In short, things haven’t been always a treat.
But then, are they for anyone?
It may in fact be the case that everyone’s life is rough, to at least varying extents. Maybe its best if you don’t even recognize that fact.
Anyhow, in October, 2022, as I’ve noted here before, I had colon surgery, following a colonoscopy that revealed a polyp too big to be removed in that process. I really waited well beyond the age at which you should have your first colonoscopy, which was inexcusable on my part. Had I gone in earlier (a lesson for everyone who might read this), the surgery would never have been necessary. Ultimately the polyp proved to be precancerous, and was “as close to cancer as it can be without being cancer”.

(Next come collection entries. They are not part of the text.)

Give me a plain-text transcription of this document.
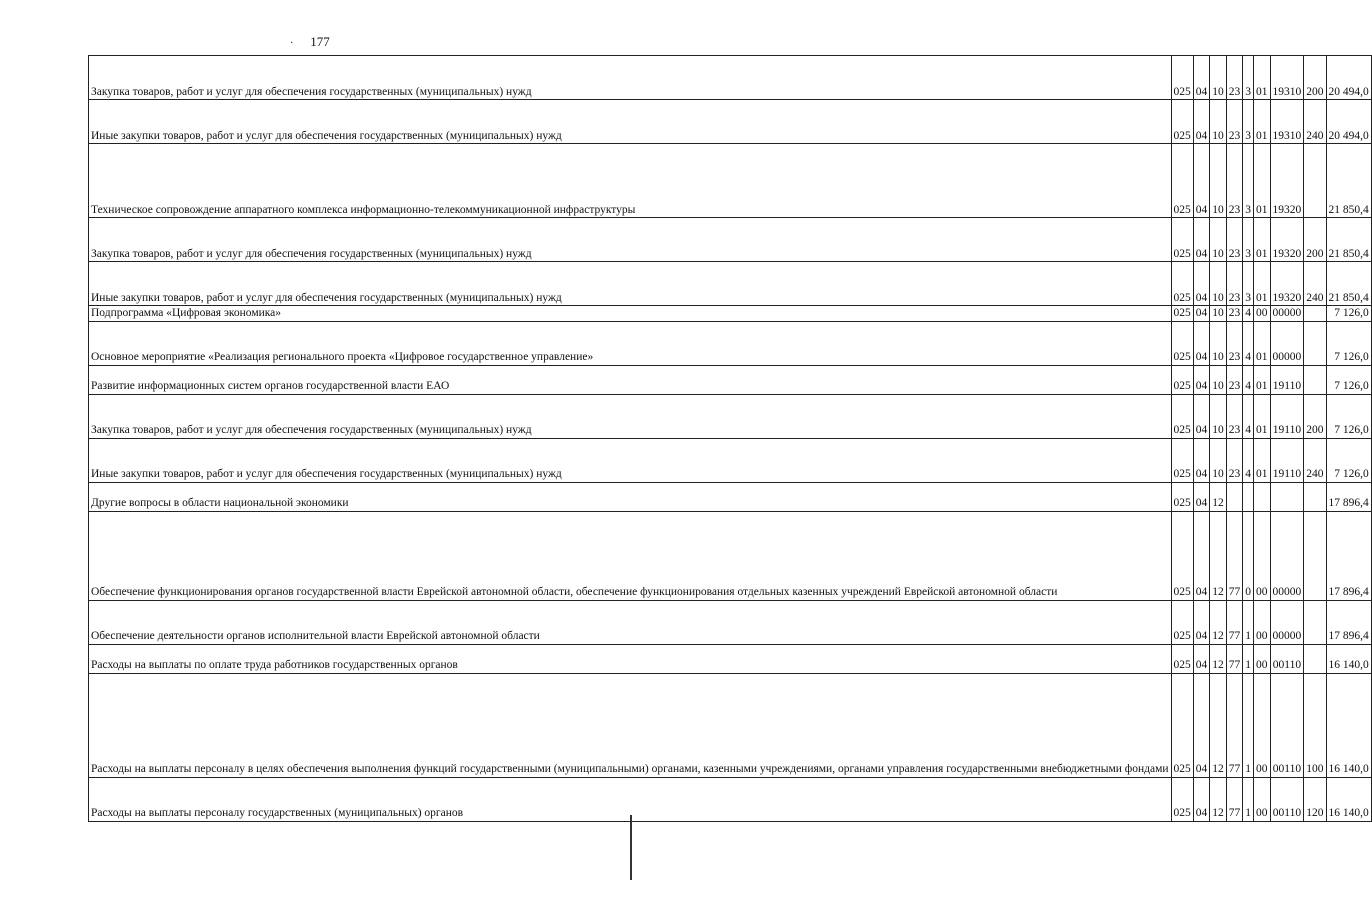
177
·
Закупка товаров, работ и услуг для обеспечения государственных (муниципальных) нужд	025	04	10	23	3	01	19310	200	20 494,0
Иные закупки товаров, работ и услуг для обеспечения государственных (муниципальных) нужд	025	04	10	23	3	01	19310	240	20 494,0
Техническое сопровождение аппаратного комплекса информационно-телекоммуникационной инфраструктуры	025	04	10	23	3	01	19320		21 850,4
Закупка товаров, работ и услуг для обеспечения государственных (муниципальных) нужд	025	04	10	23	3	01	19320	200	21 850,4
Иные закупки товаров, работ и услуг для обеспечения государственных (муниципальных) нужд	025	04	10	23	3	01	19320	240	21 850,4
Подпрограмма «Цифровая экономика»	025	04	10	23	4	00	00000		7 126,0
Основное мероприятие «Реализация регионального проекта «Цифровое государственное управление»	025	04	10	23	4	01	00000		7 126,0
Развитие информационных систем органов государственной власти ЕАО	025	04	10	23	4	01	19110		7 126,0
Закупка товаров, работ и услуг для обеспечения государственных (муниципальных) нужд	025	04	10	23	4	01	19110	200	7 126,0
Иные закупки товаров, работ и услуг для обеспечения государственных (муниципальных) нужд	025	04	10	23	4	01	19110	240	7 126,0
Другие вопросы в области национальной экономики	025	04	12						17 896,4
Обеспечение функционирования органов государственной власти Еврейской автономной области, обеспечение функционирования отдельных казенных учреждений Еврейской автономной области	025	04	12	77	0	00	00000		17 896,4
Обеспечение деятельности органов исполнительной власти Еврейской автономной области	025	04	12	77	1	00	00000		17 896,4
Расходы на выплаты по оплате труда работников государственных органов	025	04	12	77	1	00	00110		16 140,0
Расходы на выплаты персоналу в целях обеспечения выполнения функций государственными (муниципальными) органами, казенными учреждениями, органами управления государственными внебюджетными фондами	025	04	12	77	1	00	00110	100	16 140,0
Расходы на выплаты персоналу государственных (муниципальных) органов	025	04	12	77	1	00	00110	120	16 140,0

I was 59 years old when I went in for that and that’s the very first instance of surgery, other than I suppose oral surgery to have a broken molar and the nearby wisdom tooth, taken out. What I didn’t really grasp, but should have even due to the oral surgery, is that I wasn’t going to bounce back right away. I expected to. I didn’t even really expect to be out of work for more than a couple of days, in spite of everything that everyone told me.
Well, I’ve never fully recovered from the surgery and I’m not going to, that’s clear by now. I notice it mostly in the mornings. I just can’t eat. Things make me sick, no matter what they are, as a rule. The onset of late in life lactose intolerance has made that even worse. For decades what I ate for breakfast was cereal with milk. I can’t really eat that anymore.
So be it, but what really surprised me was the onset of really deep fatigue. I was simply worn out from the surgery and it lingered for months. I was tired like I never had been before in my life.
To compound it, when the diagnostic films were done for the colon surgery, a MRI was done all the way up to my neck which revealed I had a sizable polyp on my thyroid. The same surgeon recommended that the thyroid come out and seemed to look at the question as to what to do as almost absurd. I was so surprised, and so beat up from the first surgery, that I went to my regular doctor for a second opinion. He referred me to an endocrinologist. That doctor had no qualms at all about what needed to be done. It needed out, the risk of cancer was so high, I was informed, that it was almost certainly cancer.
Great.
I ended up having a partial thyroidectomy in Denver. I was extremely hesitant about the whole thing.
Well, the polyp turned out to be benign, which overjoyed the medicos but made me feel like I'd done something I could have avoided. After surgery, I hoped to avoid medication (I've never had daily medications), but wasn't lucky there either.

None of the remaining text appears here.